Wednesday, January 17, 2007

Happy-little-Hui-Kee.. Or not?

Here to read my depressing post again?

U've made a mistake pals...
Well, it's true that i am here as i always do..

But just wanna say i miss baboon out of a sudden.. (surprise myself too!!)

It seems that i've no matured (enough) frens to share my feelings...
Not to say that i am matured .. i am not, obviously.. that's y i need an ''adult'' to talk to..

I cried alone in practice room today...
I never did this..

Guess i am just super low-spirit lately...
Been having sleepless nights, heavy eye bags and extremely pale lips..

Well.. who cares anywayz...
I mean, WHO will care bout me?! (except my family and those who're close in school with me)

Seriously, i owe my dearest an apology...
For being.. ME again...
I'm depress!!

YES!!
I'VE ANNOUCED IT!
I'M VERY DEPRESS NOW...

OK.. i wanna apologies for being ''unreasonable'', ''kiddy'', ''annoying'' etc. etc.
and not understanding for a working ppl like you...
and i am still so glad to have such a nice bf like u :)

Also, i learn something from u my dear..

We've to face the fact, face the reality when we're living in this world..

Fine, i FINALLY talk myself out..

I've accept the fact that u are a Gemini..
I've accept that you cannot pampered me like other guys did to me..
I've accept that you cannot accept the logic of how girls find a simple 5-cent text sms important to them
I've accept that you're older than me and you are already tried your best to be the best guy in my life
I've accept that everyday call and contact is not necessary
I've accept everything...

Old ppl says :"Women never listen"
But i guess there're guys out there who never listen too!
Until they realize they lost something important in their life...

But honestly...

From the bottom of my heart...

Thank you for loving me..

I'm not being a very good gf i guess...

And after this post..
I promise i will make myself feel better!

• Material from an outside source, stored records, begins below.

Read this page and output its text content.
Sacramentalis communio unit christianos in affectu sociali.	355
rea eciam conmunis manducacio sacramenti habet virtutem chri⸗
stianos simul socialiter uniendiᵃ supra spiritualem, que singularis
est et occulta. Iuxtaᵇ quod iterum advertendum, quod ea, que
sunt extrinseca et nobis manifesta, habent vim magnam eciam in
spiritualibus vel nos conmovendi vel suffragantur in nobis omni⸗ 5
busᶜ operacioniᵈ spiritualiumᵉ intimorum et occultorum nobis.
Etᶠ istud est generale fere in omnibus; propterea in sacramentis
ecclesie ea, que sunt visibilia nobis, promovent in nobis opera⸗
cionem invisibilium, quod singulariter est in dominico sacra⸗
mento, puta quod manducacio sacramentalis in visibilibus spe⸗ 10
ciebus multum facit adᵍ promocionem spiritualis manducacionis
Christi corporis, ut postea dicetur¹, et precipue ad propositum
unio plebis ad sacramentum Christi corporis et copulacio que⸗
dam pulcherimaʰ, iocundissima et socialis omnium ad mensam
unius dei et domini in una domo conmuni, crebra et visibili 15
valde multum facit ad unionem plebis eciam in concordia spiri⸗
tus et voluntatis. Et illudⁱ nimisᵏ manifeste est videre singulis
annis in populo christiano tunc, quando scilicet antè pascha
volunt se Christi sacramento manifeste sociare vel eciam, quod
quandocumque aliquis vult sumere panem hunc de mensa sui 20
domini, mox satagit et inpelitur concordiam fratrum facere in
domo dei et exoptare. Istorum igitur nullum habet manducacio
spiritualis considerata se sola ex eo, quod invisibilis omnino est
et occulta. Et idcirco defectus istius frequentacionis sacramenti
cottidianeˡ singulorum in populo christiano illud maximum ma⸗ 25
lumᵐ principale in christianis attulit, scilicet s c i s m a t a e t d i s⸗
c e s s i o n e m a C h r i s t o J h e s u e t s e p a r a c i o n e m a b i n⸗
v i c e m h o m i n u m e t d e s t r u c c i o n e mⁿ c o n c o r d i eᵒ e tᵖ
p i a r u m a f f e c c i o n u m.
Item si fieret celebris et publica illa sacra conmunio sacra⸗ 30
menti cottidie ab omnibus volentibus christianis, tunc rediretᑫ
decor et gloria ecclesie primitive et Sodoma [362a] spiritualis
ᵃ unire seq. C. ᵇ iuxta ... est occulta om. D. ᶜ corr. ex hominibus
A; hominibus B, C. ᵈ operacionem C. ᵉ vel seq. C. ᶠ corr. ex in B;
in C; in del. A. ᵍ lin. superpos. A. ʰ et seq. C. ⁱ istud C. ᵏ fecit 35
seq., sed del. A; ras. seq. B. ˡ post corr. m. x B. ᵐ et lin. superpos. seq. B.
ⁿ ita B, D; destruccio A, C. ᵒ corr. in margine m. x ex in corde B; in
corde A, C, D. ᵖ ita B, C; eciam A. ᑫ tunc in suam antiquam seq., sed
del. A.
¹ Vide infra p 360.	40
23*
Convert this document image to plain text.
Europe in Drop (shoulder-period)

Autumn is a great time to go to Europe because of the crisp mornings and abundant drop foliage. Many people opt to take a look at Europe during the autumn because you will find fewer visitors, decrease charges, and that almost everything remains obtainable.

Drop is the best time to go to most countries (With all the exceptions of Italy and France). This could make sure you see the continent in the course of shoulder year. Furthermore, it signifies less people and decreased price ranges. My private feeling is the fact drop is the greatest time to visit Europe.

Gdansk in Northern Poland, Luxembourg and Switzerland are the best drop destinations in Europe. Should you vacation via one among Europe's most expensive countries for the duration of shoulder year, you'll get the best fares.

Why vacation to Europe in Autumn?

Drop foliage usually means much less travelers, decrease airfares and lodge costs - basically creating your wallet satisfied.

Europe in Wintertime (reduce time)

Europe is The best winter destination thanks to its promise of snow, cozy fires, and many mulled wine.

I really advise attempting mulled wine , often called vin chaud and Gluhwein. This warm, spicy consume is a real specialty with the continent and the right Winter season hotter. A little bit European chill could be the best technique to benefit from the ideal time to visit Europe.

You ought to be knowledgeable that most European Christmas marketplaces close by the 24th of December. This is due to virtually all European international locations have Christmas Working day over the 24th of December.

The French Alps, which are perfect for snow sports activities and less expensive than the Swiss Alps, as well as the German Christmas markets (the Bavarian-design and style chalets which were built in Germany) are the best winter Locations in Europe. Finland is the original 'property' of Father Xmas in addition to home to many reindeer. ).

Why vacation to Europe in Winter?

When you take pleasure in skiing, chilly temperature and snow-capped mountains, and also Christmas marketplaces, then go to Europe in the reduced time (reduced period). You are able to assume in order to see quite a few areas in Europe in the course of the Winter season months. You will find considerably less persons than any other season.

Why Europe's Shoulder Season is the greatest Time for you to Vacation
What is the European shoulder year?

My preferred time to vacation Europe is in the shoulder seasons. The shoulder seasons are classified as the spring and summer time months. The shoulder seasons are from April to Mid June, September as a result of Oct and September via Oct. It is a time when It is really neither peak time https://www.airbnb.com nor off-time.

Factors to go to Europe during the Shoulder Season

You do whatever you want for me...

I will just be a happy-little-hui-kee!

p/s: Advise for gurls... Do not angry and be sad alone and hoping your guy will notice and come and sweet talk you... Because guys are single-cell animal... they wont understand unless you say it out WORD-BY-WORD...

4 comments:

Anonymous said...

U don voice out, no one hears u cry.. u don complaint, no one knows u r not satisfied..u keep quiet, ppl think u r just fine right.

Les Miserables said...

I dont want the world to see me...

Because i think that they dont understand...

That's why i hide my ugly faces behind the shawls...

Sing Yee said...

ma derr.i typed for so long and the stupid blogger got error.fucker.

by the way i miss you too. we shall meet again. talk cock. and be friends. hehehehe...anyway girl. new year new you. not old you. this year you gotta be strong no matter what. and make sure there is no one can put you down. and dun always be silly. no more negative thinking. always think positive.

no. i strong disagree with the policy of telling my problems to the whole world. i mean, yes you can tell but not all the time. we are one step closer to maturity. when you encounter problems. face it. stand up again. and you be stronger. there is no such thing of telling your acquantainces ALL your problems...if u can swallow all the pain den it will be better la..if really cannot tahan..den baru tell lah..like i said..an inch nearer to maturity and adulthood. not high school kids again lah..

anyway....be strong girl!!!!!! new 2007 you gotta be a strong woman! woot!

Les Miserables said...

But it's hard to swallow pain when my heart is torn...

Ntg stays there...

Better izzit?

But still, chinese idom says :"A tangled chain has to be untangled by the person who tangled it..."

That's all i can say...

Hmm... watever..
Thanks anywayz gurl... miss u always! mucks!